From: Tab Atkins Jr. <jackalmage@gmail.com>
Date: Mon, 21 Apr 2014 10:13:00 -0700
Message-ID: <CAAWBYDBCHcAH+b8L-WFBv7C7y06i3tLAyU+eSXu7Eo_7SyEEpQ@mail.gmail.com>
To: Koji Ishii <kojiishi@gluesoft.co.jp>
Cc: "mus@designtoday.co.uk" <mus@designtoday.co.uk>, "CSS WWW Style (www-style@w3.org)" <www-style@w3.org>
[Looks like Koji accidentally appended this to an unrelated thread.
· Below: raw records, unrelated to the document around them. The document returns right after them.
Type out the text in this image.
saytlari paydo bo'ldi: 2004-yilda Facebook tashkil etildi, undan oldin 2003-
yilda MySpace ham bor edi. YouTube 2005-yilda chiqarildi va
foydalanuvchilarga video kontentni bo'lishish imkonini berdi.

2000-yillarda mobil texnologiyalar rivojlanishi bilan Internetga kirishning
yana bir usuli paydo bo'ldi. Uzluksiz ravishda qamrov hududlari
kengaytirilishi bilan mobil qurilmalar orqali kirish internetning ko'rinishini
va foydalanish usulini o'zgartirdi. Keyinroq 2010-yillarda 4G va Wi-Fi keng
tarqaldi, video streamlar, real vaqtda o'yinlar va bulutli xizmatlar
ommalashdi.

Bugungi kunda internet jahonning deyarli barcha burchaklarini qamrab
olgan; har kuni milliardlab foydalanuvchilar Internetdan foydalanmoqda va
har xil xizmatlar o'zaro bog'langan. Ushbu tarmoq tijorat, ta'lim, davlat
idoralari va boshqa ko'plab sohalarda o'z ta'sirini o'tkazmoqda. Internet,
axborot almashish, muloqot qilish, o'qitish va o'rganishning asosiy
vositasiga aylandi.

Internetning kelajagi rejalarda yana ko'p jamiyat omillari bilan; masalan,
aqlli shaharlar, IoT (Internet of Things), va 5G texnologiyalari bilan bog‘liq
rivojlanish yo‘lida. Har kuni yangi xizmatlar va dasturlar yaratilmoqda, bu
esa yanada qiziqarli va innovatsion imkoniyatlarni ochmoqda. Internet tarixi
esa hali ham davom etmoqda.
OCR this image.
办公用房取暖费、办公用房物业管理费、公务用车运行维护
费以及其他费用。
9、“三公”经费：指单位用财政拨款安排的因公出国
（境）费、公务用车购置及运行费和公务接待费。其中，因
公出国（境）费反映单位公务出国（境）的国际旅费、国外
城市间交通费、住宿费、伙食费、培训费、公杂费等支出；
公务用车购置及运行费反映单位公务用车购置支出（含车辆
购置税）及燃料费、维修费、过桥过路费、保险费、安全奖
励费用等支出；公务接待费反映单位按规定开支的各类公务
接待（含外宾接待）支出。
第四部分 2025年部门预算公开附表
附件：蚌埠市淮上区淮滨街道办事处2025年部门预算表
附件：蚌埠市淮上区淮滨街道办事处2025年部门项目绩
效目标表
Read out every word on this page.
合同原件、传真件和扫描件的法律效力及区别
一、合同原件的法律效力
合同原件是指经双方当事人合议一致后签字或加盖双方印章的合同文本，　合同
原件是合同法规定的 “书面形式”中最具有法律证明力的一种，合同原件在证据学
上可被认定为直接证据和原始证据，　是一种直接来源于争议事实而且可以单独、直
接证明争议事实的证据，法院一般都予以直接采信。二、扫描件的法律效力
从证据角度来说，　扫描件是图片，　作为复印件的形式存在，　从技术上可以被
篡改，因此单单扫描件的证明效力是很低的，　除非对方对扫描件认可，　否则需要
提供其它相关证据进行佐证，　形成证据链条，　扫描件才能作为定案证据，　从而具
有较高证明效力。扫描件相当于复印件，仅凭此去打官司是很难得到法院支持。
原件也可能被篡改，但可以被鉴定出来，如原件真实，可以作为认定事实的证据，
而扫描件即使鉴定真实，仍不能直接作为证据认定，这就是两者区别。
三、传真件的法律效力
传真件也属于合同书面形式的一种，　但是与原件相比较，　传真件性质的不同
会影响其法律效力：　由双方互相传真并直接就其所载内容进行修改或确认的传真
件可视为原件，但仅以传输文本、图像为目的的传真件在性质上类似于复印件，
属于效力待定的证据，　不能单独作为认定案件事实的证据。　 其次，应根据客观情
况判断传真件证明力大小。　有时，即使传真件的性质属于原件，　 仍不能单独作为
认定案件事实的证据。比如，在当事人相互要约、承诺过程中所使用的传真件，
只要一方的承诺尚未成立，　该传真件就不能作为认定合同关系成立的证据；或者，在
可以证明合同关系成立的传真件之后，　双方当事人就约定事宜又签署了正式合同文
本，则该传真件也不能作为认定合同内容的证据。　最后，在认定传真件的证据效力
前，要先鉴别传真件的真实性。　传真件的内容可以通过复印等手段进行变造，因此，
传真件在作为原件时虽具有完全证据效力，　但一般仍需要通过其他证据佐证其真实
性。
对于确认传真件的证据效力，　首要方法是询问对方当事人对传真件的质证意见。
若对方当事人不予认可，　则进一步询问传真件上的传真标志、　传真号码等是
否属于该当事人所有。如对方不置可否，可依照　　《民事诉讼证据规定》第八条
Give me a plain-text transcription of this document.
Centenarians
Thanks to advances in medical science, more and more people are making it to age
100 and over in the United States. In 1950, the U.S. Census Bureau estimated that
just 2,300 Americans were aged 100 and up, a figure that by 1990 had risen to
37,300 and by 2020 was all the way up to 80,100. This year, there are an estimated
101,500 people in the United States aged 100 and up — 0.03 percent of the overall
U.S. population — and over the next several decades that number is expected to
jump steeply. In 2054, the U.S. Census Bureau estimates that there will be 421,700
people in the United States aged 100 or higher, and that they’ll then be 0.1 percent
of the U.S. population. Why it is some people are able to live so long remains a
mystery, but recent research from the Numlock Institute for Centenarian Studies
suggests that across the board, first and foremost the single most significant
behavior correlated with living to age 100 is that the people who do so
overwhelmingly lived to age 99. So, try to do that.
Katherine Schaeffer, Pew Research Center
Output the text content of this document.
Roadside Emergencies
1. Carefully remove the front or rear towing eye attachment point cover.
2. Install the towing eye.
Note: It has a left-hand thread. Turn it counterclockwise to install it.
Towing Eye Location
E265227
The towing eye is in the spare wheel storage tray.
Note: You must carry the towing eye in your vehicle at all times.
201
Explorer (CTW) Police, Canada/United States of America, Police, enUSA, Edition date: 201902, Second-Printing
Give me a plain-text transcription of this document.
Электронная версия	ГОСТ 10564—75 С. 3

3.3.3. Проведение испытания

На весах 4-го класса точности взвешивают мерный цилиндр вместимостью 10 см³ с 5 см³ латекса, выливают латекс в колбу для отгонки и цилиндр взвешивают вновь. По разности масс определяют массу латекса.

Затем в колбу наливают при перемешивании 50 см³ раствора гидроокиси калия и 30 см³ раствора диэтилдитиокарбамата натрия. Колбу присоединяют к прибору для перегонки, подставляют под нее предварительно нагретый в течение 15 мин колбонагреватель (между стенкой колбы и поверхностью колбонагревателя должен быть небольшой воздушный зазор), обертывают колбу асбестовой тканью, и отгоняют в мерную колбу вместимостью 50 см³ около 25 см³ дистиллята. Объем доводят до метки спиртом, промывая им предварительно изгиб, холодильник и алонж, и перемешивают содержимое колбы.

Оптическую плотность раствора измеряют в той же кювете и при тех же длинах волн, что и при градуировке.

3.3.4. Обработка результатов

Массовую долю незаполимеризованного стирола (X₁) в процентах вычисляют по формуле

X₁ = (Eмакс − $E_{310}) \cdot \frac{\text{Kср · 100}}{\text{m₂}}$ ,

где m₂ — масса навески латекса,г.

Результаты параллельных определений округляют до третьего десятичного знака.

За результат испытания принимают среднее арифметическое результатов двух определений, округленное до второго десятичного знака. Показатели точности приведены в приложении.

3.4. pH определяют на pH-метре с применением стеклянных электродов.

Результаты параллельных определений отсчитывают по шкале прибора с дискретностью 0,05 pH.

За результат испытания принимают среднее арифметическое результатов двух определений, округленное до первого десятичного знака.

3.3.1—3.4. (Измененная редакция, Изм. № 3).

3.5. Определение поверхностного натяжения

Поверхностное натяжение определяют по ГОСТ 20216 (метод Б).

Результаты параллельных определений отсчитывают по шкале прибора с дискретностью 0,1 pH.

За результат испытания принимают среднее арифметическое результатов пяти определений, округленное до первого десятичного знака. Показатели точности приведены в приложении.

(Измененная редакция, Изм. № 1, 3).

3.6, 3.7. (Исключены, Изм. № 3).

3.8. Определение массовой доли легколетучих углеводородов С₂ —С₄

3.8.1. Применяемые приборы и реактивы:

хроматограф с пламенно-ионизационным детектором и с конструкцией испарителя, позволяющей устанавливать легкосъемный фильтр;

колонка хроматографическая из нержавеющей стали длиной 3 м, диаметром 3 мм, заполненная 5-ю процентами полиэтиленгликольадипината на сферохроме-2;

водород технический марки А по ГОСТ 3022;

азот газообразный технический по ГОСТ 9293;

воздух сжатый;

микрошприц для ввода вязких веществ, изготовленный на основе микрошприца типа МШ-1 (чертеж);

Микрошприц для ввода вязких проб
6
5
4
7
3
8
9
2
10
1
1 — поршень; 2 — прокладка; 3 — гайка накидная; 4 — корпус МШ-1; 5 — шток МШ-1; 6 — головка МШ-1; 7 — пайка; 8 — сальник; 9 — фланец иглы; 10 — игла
I'm pulling it out, and I've trimmed the text around it to be just
Mustafa's email.]

On Apr 21, 2014, at 12:50 AM, mus@designtoday.co.uk wrote:
> Hello everyone
>
> I was wondering if their was anything in the CSS spec for dealing with
> Characters Per Line. Currently I've made a couple of prototypes using
> JavaScript but this can be a huge performance hit on pages with large
> amounts of text. As CPL is a huge part of read-ability for text and the
> fact we live in a responsive web world maintaining a legible character
> line is almost impossible.
>
> The general rule in typography is the CPL should be between 55-75
> depending on the typeface family and its subsequent fonts. As each font
> has a different character width this can make a huge difference. So the
> idea would be something along the lines like
>
> P {
> cpl: 75;
> }
>
> The effect would be that the paragraph of text would never go beyond this
> amount, dropping to a newline, thus maintaining readability. I thought
> about perhaps a max-cpl or min-cpl but wanted to fire you guys an email
> first to get a feel if this is something that would be reasonable.